Tesla's New FSD Training Cluster With 10,000 GPUs Comes Online
Today, Tesla is turning on its massive new system to advance its Full Self-Driving (FSD) technology. The system has many technicalities, so Tesla enthusiast and investor, Sawyer Merritt, shared insights on X.com.
Tesla uses Graphic Processing Units (GPUs) to train its neural networks that are used to solve AI-based problems. Training Tesla's AI involves using vast amounts of video to teach the system how to operate a vehicle autonomously and safely. NVIDIA, a leading GPU manufacturer, recently released a new chip, the H100, which offers significantly higher performance than its predecessor, the A100. However, the H100 doesn't come cheap. NVIDIA's latest training-focused GPU costs about $30,000, and Tesla needs more than just a handful.
Tesla's new training cluster will be powered by 10,000 H100 NVIDIA GPUs, bringing its cost to hundreds of millions of dollars for the GPUs alone.

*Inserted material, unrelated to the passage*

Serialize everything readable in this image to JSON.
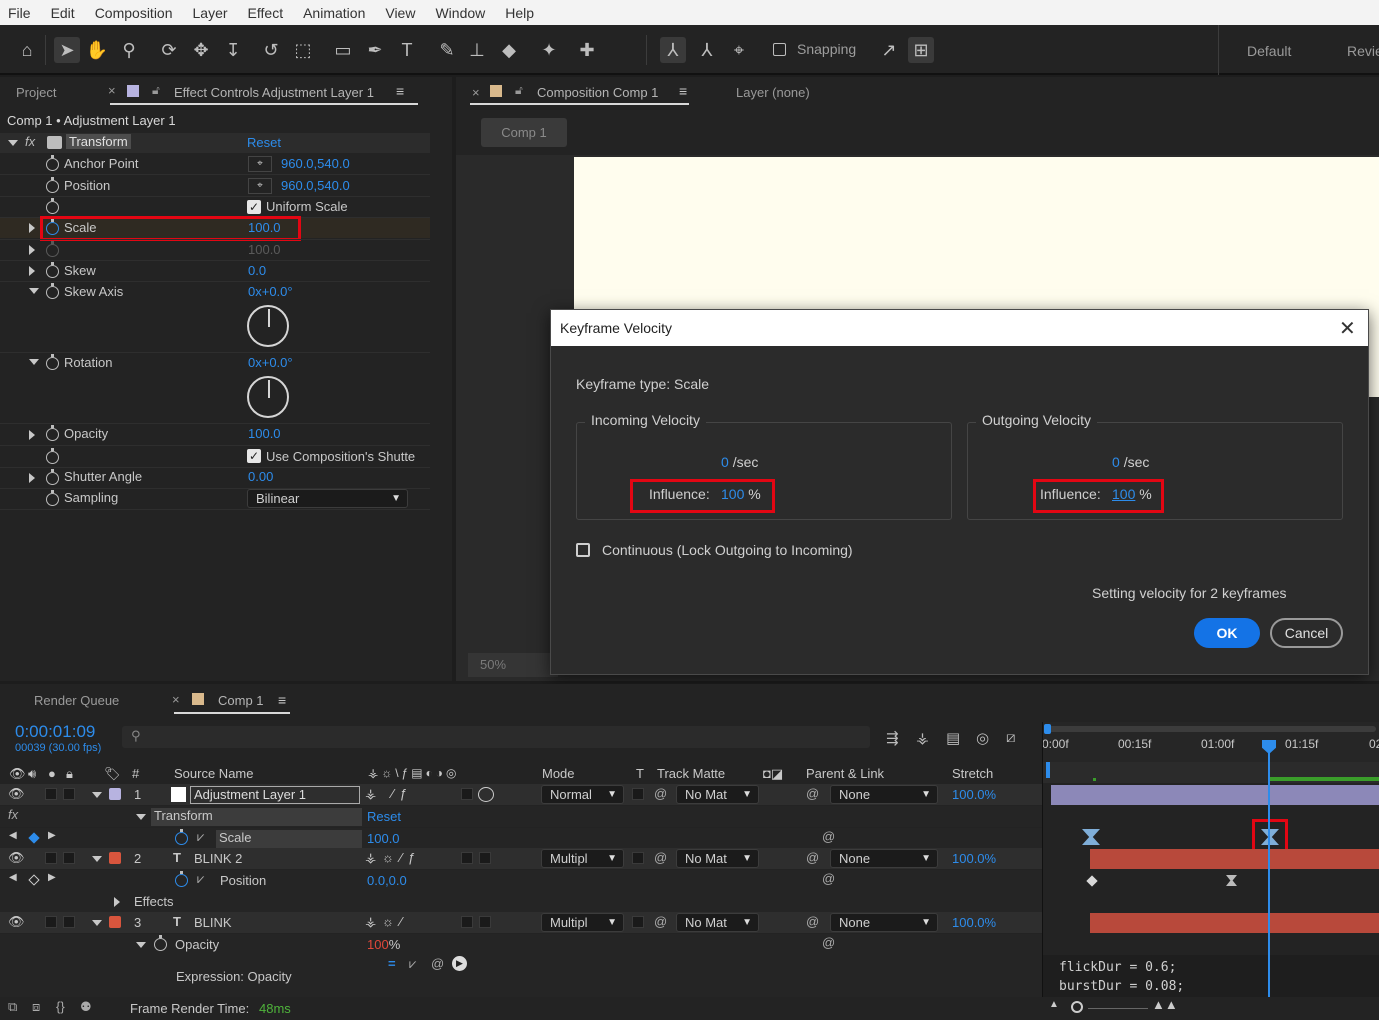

However, due to the high demand for this advanced chip, NVIDIA cannot produce enough H100 units to meet Tesla's, and the industry's growing demand.
The Power of Dojo
As a result, Tesla is investing over $1 billion to develop its own supercomputer, Dojo. Dojo will have a custom-designed chip to train Tesla's neural nets that will be leveraged in FSD and Optimus. Elon Musk, Tesla’s CEO, indicated that if NVIDIA could supply enough chips, the creation of Dojo might not have been necessary. Yet, the current situation has made it imperative for Tesla to take matters into its own hands.
Merritt underscored that the computational power required to train Tesla's FSD technology is a significant challenge. However, Tesla is actively addressing this issue. Musk announced that the company plans to invest over $2 billion in 2023 and again in 2024 to enhance its computational capabilities. This investment is necessary to develop FSD technology and signals Tesla’s commitment to innovation and leadership in the automotive industry.
Groundbreaking Data Centers
Tesla is not only developing its own supercomputer but is also in the process of designing what it describes as its "1st of its kind Data Centers." A recent job listing for a Senior Engineering Program Manager in Austin, Texas, where Tesla's Giga Factory operates, reveals the complexity of this initiative.
The establishment of these data centers is integral to Tesla's broader vision. The company’s need for extensive computing resources is paramount, especially when processing and analyzing large amounts of video data for its self-driving software. The Dojo supercomputer is already a testament to their commitment in this area.